O amor nos afastará: Sonho violeta, de Íris Ladislau
Com temáticas que abordam a adicção, o universo editorial, o urbano e a sexualidade, a autora articulam essas pluralidades em torno da representação do feminino
A revisora e poeta mineira Íris Ladislau acaba de lançar o romance Sonho violeta, uma autopublicação que, neste ano, se torna a sexta em sua produção, (re)inventando novas formas de se colocar no papel, mas ainda mantendo o tom poético na narrativa de Sil, personagem principal da obra. Com temáticas que abordam a adicção, o universo editorial, o urbano e a sexualidade, a autora articula essas pluralidades em torno da representação do feminino, construindo, assim, pontos de contato que delineiam o trajeto vertiginoso de colapso e transfiguração da narradora.

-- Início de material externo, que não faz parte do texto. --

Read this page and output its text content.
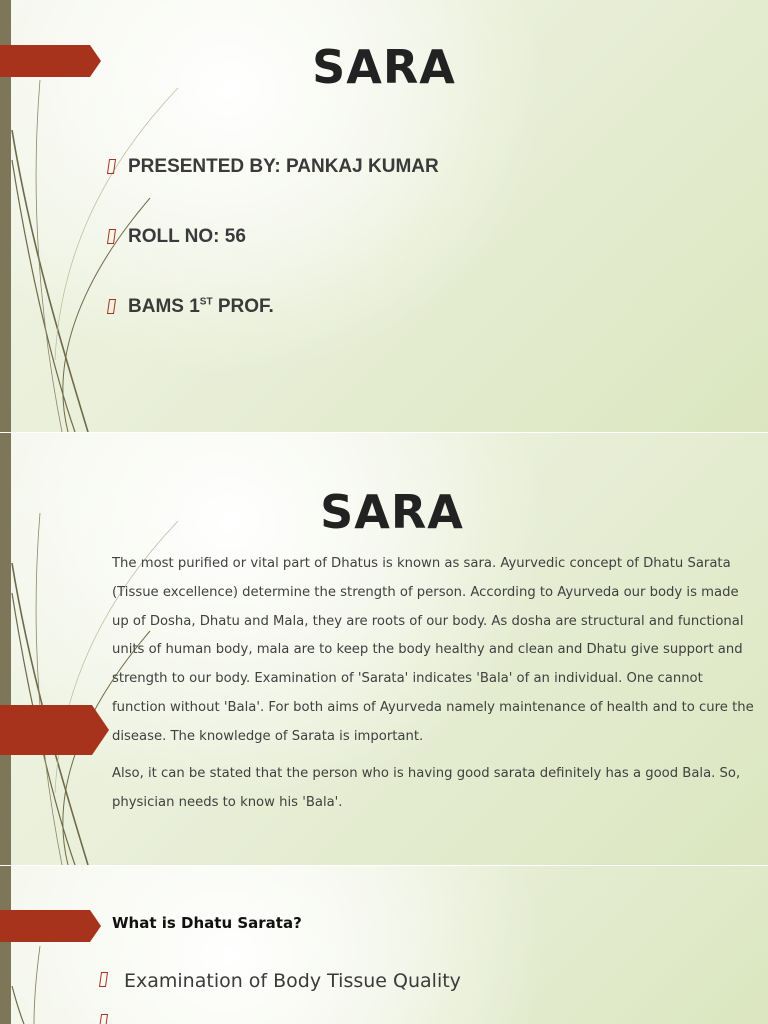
SARA
PRESENTED BY: PANKAJ KUMAR
ROLL NO: 56
BAMS 1ST PROF.
SARA

The most purified or vital part of Dhatus is known as sara. Ayurvedic concept of Dhatu Sarata (Tissue excellence) determine the strength of person. According to Ayurveda our body is made up of Dosha, Dhatu and Mala, they are roots of our body. As dosha are structural and functional units of human body, mala are to keep the body healthy and clean and Dhatu give support and strength to our body. Examination of 'Sarata' indicates 'Bala' of an individual. One cannot function without 'Bala'. For both aims of Ayurveda namely maintenance of health and to cure the disease. The knowledge of Sarata is important.

Also, it can be stated that the person who is having good sarata definitely has a good Bala. So, physician needs to know his 'Bala'.

What is Dhatu Sarata?
Examination of Body Tissue Quality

Uma jovem editora em uma cidade. Esse é o ponto de partida para visualizarmos as inquietações que permeiam a história, contada a partir do fazer introspectivo da personagem, que também se revelará ao leitor como uma artista ao longo das páginas do romance — em meio a exposições, prateleiras de remédios (“vai ficar tudo bem”), músicas do Joy Division e pinturas feitas por suas pequeninas e esqueléticas mãos. Tudo isso se constrói em torno de memórias longínquas de seus familiares e da frustração com seu atual emprego, que, aos poucos, se externaliza para as demais personagens da trama: Augusto, professor de cabelos grisalhos; Vitória, amiga, com suas falas sobre a dissertação e um mundo aparentemente saído de um conto de fadas, mas com um lado oculto de sua personalidade e ambições de vida — para não dizer trágico. Tal como Sil.
Mas, ao mesmo tempo em que esta crítica é escrita, a mesma jovem editora encontra-se no limiar entre alguém à beira do abismo e um espírito de alteridade que a psicanálise poderia chamar de “pulsão de morte”. Ao mesclar, na obra, elementos do gênero da poesia com o da prosa, a autora se inclina para diálogos com Sylvia Plath e Marcelino Freire, esse último em técnicas utilizadas na estruturação do livro.

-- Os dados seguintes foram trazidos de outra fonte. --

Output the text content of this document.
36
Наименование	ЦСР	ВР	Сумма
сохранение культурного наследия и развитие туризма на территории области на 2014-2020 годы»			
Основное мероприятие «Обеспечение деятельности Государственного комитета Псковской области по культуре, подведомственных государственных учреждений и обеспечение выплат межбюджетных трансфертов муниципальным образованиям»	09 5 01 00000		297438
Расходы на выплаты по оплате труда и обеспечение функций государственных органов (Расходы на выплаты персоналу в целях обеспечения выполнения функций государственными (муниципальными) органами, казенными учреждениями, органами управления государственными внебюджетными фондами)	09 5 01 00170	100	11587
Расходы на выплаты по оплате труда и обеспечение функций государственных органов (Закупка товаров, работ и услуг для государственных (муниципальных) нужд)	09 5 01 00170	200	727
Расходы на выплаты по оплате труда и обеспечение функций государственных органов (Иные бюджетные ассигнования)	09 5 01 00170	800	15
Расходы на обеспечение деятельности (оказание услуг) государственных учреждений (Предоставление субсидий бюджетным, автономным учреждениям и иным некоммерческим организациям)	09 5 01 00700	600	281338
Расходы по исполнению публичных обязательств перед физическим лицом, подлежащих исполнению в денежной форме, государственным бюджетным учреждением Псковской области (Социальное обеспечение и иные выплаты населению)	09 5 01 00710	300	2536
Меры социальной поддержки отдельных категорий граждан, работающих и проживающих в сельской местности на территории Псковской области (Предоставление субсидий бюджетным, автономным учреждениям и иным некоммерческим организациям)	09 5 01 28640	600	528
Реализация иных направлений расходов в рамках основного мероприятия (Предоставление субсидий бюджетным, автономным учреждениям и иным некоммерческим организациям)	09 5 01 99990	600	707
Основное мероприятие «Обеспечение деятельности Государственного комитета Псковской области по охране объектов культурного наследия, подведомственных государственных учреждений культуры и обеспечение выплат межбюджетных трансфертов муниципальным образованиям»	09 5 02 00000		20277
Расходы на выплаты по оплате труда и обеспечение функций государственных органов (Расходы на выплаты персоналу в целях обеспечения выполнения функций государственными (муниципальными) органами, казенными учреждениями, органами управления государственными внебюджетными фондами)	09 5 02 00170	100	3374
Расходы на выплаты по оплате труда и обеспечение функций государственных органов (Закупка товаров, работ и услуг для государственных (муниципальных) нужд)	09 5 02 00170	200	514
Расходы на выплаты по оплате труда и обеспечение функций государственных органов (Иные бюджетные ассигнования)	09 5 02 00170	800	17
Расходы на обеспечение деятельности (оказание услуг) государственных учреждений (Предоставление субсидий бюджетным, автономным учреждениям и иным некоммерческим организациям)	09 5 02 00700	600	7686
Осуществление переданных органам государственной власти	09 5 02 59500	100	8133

Se temos em Plath, figura conhecida, carimbada na literatura de autoria feminina, um olhar que revela a interioridade do eu lírico em angústia, centralizado em um recorte de gênero, ou seja, a condição da mulher, é possível lembrar do poema Daddy, no qual a raiva é um dos elementos característicos. Alguém teve que morrer, mas o medo e suas reminiscências não se esvaem tão fácil assim na vida real, em especial entre um pai e sua filha.
Freire, por sua vez, conjura a narrativa poética em Nossos Ossos. Há autor, narrador, protagonista, enredo, espaço e tempo, mas também há o mito, a estrutura e seus estilos próprios do fazer da poiesis. Na obra de Marcelino Freire, a condição humana e seus tormentos também são espaços de interseções com Ladislau. Narradores-personagens que se apresentam por suas visões, suas morais, resultando, às vezes, em experiências passadas.

Se na autora mineira há esse signo não unificado, para não dizer quase que impossível de ser ter um consenso sobre o que é ser mulher, também temos o sentimento de despertencimento de Sil nos espaços públicos e privados. Com tantas emoções, o que a jovem editora fará?
Não é incomum a temática sobre o feminino, afinal, é uma questão que vem sendo cada vez mais debatida nos últimos anos pela literatura brasileira, com suas especificidades, claro. Ouso dizer que em Sonho violeta temos o fenômeno do female rage (raiva feminina) como motor inicial para o leitor. Um soluço, um grito, uma voz intrépida cortando o espaço afora. É um sonho, uma violência, o que nos recorda que essa última é elemento mediador entre uma e mais pessoas, sendo nesse caso todas as personagens do romance em questão, não poupando nenhum indivíduo e entrando no inóspito ambiente das drogas, criando um “caos orgânico. Sil pode ter suas inconsequências, mas há um fio metódico ainda assim em seus atos, sem que, contudo, seja previsível ao longo do livro.
A autora se equilibra, com coragem, ao se lançar nas tessituras dos transtornos psicológicos e do imaginário feminino na literatura, algo que requer muito cuidado, pois é um tópico passível de ser uma “faca de dois gumes”. Nesse sentido, em sua estreia na prosa, a obra de Íris Ladislau impressiona na condução de um tema que vem sendo abordado cada vez mais, seja por mulheres ou homens.
Lorraine Ramos Assis é socióloga e crítica literária. Foi publicada em diversas revistas/jornais nacionais e estrangeiros, tais como Jornal Cândido, Cult revista, Relevo, Granuja (México) e Incomunidade (Portugal). Colabora para São Paulo Review e Revista Caliban, além de integrar o corpo de poetas do portal Faziapoesia. Pesquisa sociologia da literatura e gênero, em particular violência contra a mulher.